Fortunately, we could use minikube for the E2E tests. Start a Flink session/application cluster on K8s, kill one TaskManager pod or JobManager Pod and wait for the job recovered from the latest checkpoint successfully.
Moreover, we need to test the new introduced KubernetesHaService in a real K8s clusters.
- Running with multiple JobManagers.
- Kill the active one and the job should recover from latest checkpoint.
- Cancel or fail the job, all the HA data should be cleaned up.
- Delete JobManager deployment, the HA data should be retained. Then start the Flink cluster again, the Flink job should recover.
Alternative HA implementation
StatefulSet + PV + FileSystemHAService
Kubernetes StatefulSet could guarantee that there will never be more than 1 instance of a pod at any given time, which is different from a deployment. So it is quite appropriate to replace the leader election/retrieval. For the TaskManagers, the unique pod name “<ClusterID>-jobmanager-0” could always be used to reach to the JobManager.
Note: An except is manually force-deletion. If a Kubernetes node is down, and the user perform a force-deletion for the StatefulSet pod. We may have two running JobManagers then.
Kubernetes Persistent Volume(PV) has a lifecycle independent of any individual Pod that uses the PV. It could make Flink JobManager keep the local data after failover. So we just need to mount a PV as local path(e.g. /flink-ha) for the JobManager pod and set the high availability storage to the local directory. The job graph, running job registry, completed checkpoint and checkpoint counter also need to be stored in the local directory.
FileSystemHAService is a new added simple high availability service implementation. It does not provide leader election/retrieval functionality. Unlike ZookeeperHAService and KubernetesHAService, it directly stores/recovers the HA data to/from local directory.
This HA solution is quite straightforward and could be implemented easily. However, the limitations are also quite obvious. First, it requires the Kubernetes cluster should have pre-configured PV, which is not always true especially in the unmanaged(self-built) cluster.

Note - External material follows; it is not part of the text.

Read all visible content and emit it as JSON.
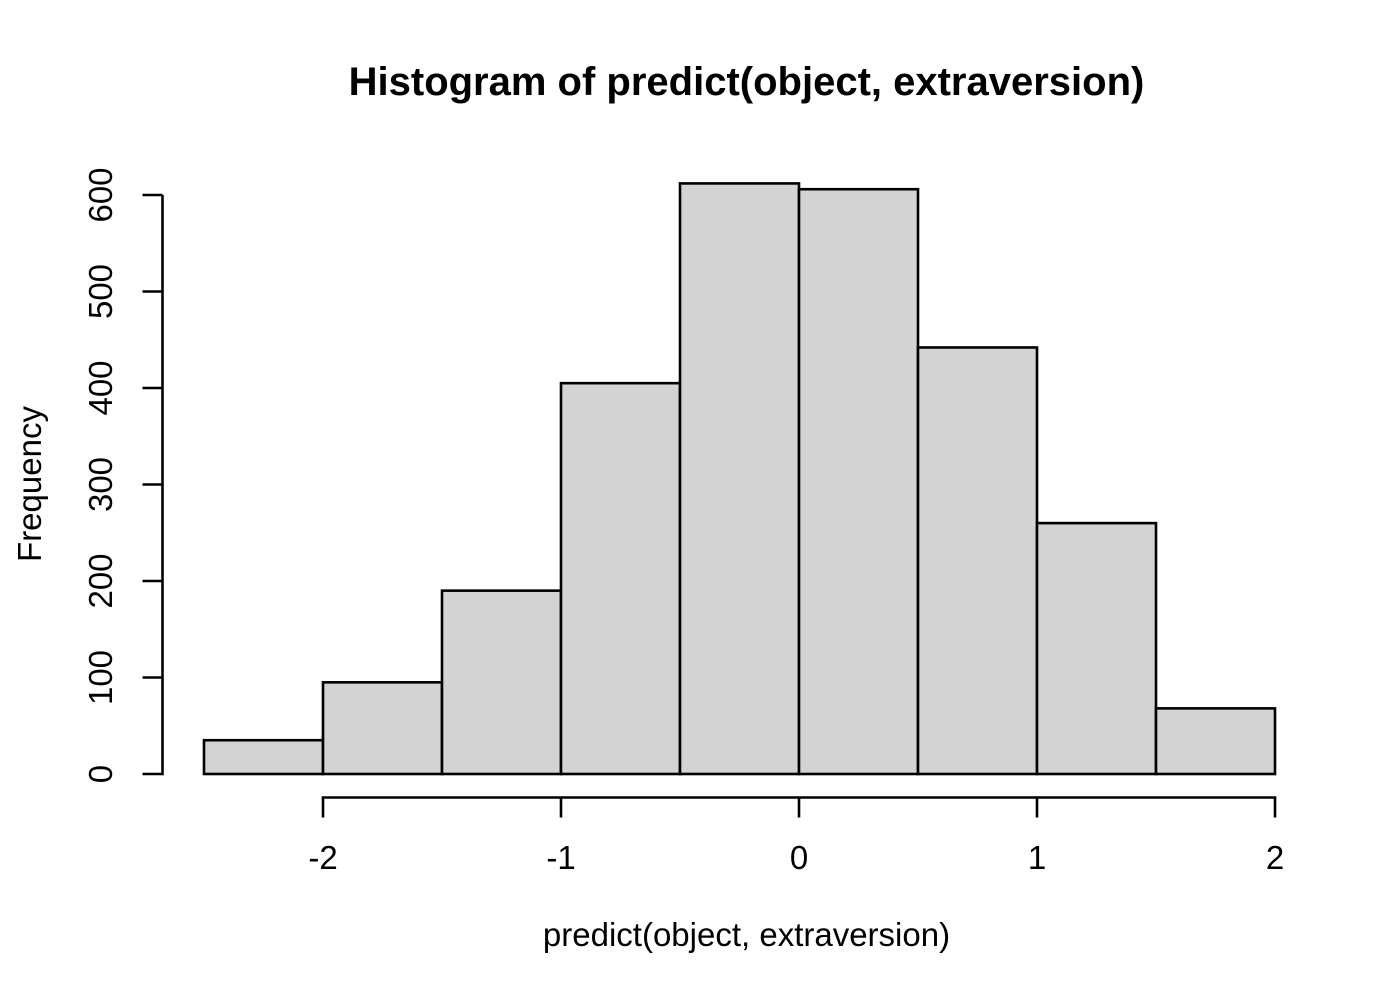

Second, we could not support multiple JobManagers instances since we do not have an embedded leader election/retrieval service. Third, we need to change the current JobManager Deployment to StatefulSet.
In the future we could have both solutions for deploying Flink on K8s with HA enabled. And they could be used to different scenarios.
Lock and release
Concurrent modification could happen on job graph store and checkpoint store. So in current ZookeeperJobGraphStore and ZooKeeperCompletedCheckpointStore implementation, we are using lock and release to avoid concurrent add/delete of job graphs and checkpoints. The job graph and completed checkpoint could only be deleted by the owner or the owner has died. We add an ephemeral node under the persistent node to lock the node. And remove the ephemeral node when we want to release the lock. The following is an ephemeral node of lock.
However, we could not find an existing similar mechanism in Kubernetes. The ETCD does not support ephemeral key. So we need to do this in Flink. First, when we want to lock a specific key in ConfigMap, we will put the owner identify, lease duration, renew time in the ConfigMap annotation. The annotation will be cleaned up when releasing the lock. When we want to remove a job graph or checkpoints, it should satisfy the following conditions. If not, the delete operation could not be done.
- Current instance is the owner of the key.
- The owner annotation is empty, which means the owner has released the lock.
- The owner annotation timed out, which usually indicates the owner died.